Day’s background of creating these works in the desert is evident in both color and form. Her palette is reminiscent of dramatic desert sunsets that spread across the sky, while forms of flower petals, stones and streams can be seen in her abstractions. There is a sense of play with scale within works like Big Echo (2020), where large abstract forms can be seen as huge boulders or zoomed-in microscopic elements. The works are visibly organic, from the natural-toned background to the curvy forms and color blending. Each painting seems to move and dance, almost with a psychedelic quality; many of the paintings featuring a starkly contrasting black or white line dragged across the composition.
Some of the paintings, such as Space Between (2020) are actually multiple canvases stitched together to create one large painting. Each of the canvases has a different painting technique and color combination. The final result is a work that, while being organic, is also modern and collage-like, and is somewhat reminiscent of color field paintings with its more square and boxy forms created from the canvases.
The works in “Ricochet” are simultaneously wild and contained, internal and external, soft and contoured. While each element in the composition and each color are intriguing, the paintings are greater than the sum of their parts, and hint at a greater message of both the self and the world as a whole.
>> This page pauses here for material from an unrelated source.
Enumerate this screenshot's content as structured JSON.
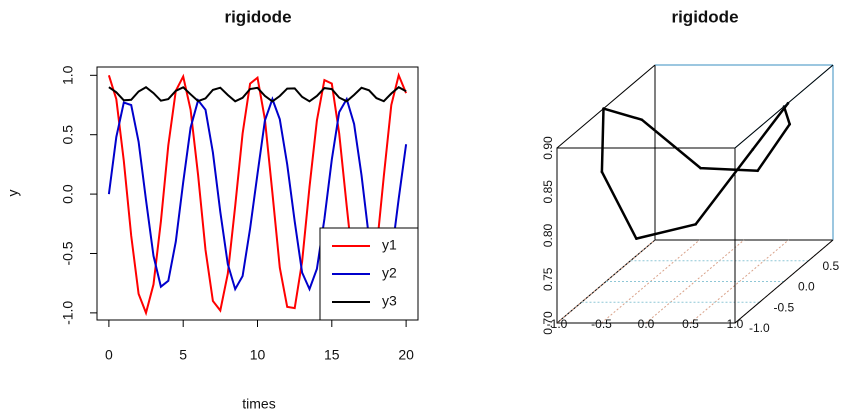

Day’s works are open and vulnerable, and have an element of testing with line markings on the outsides of the central composition of the colors she uses within the larger forms. Though this mark-making adds to the final compositions, it also tells a larger story of Day’s thought process in creating them, and point to the intentional quality in these paintings, which could appear effortless at first glance. Day’s technique of layering translucent colors lets viewers see each element within the paintings, and further leaves every line, form and color swatch visible for viewers to see, contributing to the sense of vulnerability. There is a push and pull between the pigments and paint viscosity telling part of the story with its natural movement and interaction with the canvas, and intentional marks and line work by Day herself. In many ways, the paint itself becomes an active player in creating these organic paintings, as much as the artist herself.